118 people were about to drown. 5 of them were children. 1 a new-born baby. The Armed Forces of Malta were dispatched to rescue them. They were saved from certain death and brought ashore.

And the only emotion Security Minister Byron Camilleri could express in a video he posted was anger. It’s not just the sullen look, the deep burrows on his frown and the jingoistic tone that show this. He said so himself in so many words in his attempt to express empathy: “I am angry,” he said.

He could have expressed pride in the soldiers who saved so many lives, all in a day’s work. He could have expressed sympathy for the children, women and men who bobbed in our waters face to face with death. He could have let his people into welcoming the suffering and the needy, but instead he spoke of anger.

The government brought itself to a place where it can no longer betray any human sympathy under the stern mask it wears. Byron Camilleri in that film reminded me of Martin Dysart’s dream from Peter Shaffer’s Equus. The psychiatrist dreams he’s some high priest in a South American ancient cult whose job it is to manage the human sacrifices. He’s wearing a mask and under it his face is green with disgust at his own bloody actions, pulling out hearts from living bodies and casting them into the fire.

As happens in dreams, his mask falls off revealing his sick and horrified face, letting the other priests know he is not enjoying his work. His true humanity is revealed, his religion is betrayed and the other priests remove him.

We’ve reached the point when our security minister cannot publicly acknowledge the human sacrifice of the people he saved from drowning. He should be delighted they’re alive, proud he’s played a part in their survival. And yet he has to look dismayed they have arrived and express regret he doesn’t have a boat to keep them offshore for good.

It’s all so very sad. Notice how after all the gung-ho belligerence of Robert Abela from last March, the prime minister was not making yesterday’s statement. As with Chris Fearne and delivering news about covid, Robert Abela only speaks about migration when he’s there to record what he considers a “success”.

Last April people were drowning in our waters and Robert Abela gave press conferences to proudly announce how on his command the Armed Forces allowed people to drown, or dragged them back to Libya or pushed them on to Sicily. None of those were “legal” options but that didn’t matter for Robert Abela because it got him applause. But Robert Abela knows he survived a criminal inquiry by the skin of his teeth and his loyal tooth brush Magistrate Joe Mifsud. It is not something he could do again.

So, these 118 were not allowed to drown. They weren’t taken to Libya. They weren’t pushed on to Sicily. As Byron Camilleri said, “there was no choice”. Robert Abela stayed in hiding and threw Byron Camilleri to the racist dogs trained by our prime minister to snap their jaws at the sight of black people.

118 people have been saved but the minister announcing this, presented it as some catastrophic news.
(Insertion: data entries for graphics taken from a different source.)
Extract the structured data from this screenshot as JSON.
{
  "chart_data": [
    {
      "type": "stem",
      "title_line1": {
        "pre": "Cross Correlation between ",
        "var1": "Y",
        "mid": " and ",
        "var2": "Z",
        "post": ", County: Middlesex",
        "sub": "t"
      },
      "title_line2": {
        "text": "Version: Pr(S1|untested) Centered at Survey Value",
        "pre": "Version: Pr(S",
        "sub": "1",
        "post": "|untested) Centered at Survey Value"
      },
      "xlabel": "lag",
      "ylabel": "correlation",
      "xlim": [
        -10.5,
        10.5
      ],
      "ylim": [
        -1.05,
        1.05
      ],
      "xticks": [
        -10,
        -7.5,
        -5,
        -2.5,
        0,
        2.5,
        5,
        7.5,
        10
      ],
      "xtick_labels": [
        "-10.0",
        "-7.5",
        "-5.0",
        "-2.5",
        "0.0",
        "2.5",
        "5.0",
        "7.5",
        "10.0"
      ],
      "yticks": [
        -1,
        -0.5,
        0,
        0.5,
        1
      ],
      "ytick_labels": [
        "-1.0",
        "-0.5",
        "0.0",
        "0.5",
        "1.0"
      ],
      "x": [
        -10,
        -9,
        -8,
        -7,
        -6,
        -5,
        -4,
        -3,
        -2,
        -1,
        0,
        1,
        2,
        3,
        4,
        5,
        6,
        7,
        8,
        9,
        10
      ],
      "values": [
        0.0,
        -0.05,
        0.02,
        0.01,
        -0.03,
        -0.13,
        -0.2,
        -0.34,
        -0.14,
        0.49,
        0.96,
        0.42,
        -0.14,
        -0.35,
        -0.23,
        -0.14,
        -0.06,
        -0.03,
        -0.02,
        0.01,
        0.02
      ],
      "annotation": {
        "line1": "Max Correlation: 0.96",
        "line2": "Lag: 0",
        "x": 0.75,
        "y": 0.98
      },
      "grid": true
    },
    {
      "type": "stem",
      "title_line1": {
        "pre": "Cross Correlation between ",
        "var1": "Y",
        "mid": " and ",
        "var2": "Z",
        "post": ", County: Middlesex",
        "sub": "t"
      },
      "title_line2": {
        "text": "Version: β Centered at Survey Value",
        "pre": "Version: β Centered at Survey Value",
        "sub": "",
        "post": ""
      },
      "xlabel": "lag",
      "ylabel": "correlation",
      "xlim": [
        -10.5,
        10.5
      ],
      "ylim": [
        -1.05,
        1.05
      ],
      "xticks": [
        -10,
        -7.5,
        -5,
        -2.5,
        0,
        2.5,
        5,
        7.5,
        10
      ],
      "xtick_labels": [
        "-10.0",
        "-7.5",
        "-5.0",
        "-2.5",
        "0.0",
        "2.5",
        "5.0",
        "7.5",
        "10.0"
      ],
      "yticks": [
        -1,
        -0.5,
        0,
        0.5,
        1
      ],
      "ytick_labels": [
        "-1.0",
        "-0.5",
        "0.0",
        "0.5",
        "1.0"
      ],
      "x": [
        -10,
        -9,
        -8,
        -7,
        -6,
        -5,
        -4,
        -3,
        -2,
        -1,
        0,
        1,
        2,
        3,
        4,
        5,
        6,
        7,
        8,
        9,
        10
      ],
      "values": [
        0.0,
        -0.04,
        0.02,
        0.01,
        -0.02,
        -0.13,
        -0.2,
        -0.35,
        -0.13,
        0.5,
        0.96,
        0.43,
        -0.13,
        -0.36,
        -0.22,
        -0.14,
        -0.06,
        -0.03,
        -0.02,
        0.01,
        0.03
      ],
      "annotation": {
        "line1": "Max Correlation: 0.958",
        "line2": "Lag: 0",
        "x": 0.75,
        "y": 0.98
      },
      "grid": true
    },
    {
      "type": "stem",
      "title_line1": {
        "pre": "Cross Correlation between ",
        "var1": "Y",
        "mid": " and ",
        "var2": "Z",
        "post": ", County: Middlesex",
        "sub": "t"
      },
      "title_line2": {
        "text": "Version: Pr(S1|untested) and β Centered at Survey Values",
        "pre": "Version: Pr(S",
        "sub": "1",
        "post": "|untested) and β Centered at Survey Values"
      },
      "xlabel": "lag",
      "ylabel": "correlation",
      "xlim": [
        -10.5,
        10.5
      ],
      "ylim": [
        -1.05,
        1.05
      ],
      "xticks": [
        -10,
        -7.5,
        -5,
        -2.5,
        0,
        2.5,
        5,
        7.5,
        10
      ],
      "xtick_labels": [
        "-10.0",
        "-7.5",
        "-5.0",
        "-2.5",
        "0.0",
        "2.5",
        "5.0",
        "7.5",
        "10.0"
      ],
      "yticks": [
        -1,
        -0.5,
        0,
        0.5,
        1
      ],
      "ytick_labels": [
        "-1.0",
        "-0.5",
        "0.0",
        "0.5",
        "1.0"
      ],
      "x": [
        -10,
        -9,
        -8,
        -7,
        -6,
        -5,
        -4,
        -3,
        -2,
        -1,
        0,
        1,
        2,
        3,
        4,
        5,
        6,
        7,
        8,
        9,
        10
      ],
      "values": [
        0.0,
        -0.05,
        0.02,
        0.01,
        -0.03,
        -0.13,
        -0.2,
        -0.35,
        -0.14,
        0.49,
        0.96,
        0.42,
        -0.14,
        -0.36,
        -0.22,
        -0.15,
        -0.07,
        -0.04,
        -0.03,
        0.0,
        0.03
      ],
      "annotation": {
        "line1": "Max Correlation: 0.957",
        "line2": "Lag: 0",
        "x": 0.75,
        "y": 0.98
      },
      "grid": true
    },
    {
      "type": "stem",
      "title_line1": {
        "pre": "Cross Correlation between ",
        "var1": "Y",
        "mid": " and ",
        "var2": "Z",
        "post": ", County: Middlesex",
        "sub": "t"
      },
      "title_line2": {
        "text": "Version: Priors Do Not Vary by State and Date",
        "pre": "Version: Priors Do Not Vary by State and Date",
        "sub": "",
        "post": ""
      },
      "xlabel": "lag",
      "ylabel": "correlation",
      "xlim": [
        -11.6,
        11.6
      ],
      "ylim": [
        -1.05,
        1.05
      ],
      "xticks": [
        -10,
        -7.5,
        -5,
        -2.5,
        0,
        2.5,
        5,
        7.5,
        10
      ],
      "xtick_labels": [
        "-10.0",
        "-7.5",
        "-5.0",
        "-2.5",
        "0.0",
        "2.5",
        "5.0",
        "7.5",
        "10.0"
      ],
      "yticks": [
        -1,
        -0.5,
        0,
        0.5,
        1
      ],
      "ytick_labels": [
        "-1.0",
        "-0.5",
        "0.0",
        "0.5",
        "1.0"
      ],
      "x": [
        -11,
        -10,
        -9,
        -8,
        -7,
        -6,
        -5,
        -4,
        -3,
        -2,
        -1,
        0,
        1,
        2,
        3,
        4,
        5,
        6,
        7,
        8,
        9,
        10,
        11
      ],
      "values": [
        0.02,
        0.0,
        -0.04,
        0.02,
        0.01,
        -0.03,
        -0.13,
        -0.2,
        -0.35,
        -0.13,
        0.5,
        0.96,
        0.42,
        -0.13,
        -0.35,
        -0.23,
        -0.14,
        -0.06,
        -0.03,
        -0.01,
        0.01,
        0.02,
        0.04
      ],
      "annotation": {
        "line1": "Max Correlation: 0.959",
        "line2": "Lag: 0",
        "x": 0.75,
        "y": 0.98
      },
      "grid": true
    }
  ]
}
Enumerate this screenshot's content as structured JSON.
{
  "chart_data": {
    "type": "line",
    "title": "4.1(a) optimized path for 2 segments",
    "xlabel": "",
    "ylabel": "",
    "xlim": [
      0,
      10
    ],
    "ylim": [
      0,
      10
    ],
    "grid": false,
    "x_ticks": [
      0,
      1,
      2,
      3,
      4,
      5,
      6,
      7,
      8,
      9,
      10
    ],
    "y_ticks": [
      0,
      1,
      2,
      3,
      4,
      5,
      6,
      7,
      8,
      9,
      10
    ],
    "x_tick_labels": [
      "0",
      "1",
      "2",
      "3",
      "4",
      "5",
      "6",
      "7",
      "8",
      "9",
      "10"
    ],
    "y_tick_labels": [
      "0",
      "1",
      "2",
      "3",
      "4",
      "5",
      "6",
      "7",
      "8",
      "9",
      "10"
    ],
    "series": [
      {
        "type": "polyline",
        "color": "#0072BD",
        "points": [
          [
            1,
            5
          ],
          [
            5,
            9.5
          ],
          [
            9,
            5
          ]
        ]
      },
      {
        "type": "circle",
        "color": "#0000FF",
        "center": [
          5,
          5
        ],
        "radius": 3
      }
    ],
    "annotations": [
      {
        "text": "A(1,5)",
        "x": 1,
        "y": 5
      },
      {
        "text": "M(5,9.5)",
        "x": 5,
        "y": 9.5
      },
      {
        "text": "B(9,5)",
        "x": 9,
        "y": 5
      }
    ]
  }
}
These people are getting no welcome. No warm fire for them. Only the poisonous snakes of prejudice and hatred. Byron Camilleri would have spoken differently if 1 white person was rescued in our waters. He would have been proud of our army and instead of addressing the nation as if he was declaring some war, he would have dragged the press to a photo op in hospital with a big bunch of flowers.

These 118 arrivals though, are 118 pieces of bad news. Something to be angry about 118 times over.

Byron Camilleri assures his “angry” audience he’ll continue to work to prevent the needs of these rescues in future. He says immigration is a complex “problem” that won’t just go away. Not if he keeps that mask of hatred on, it won’t.

Or am I kidding myself? What is under that stern mask of prejudice? More prejudice?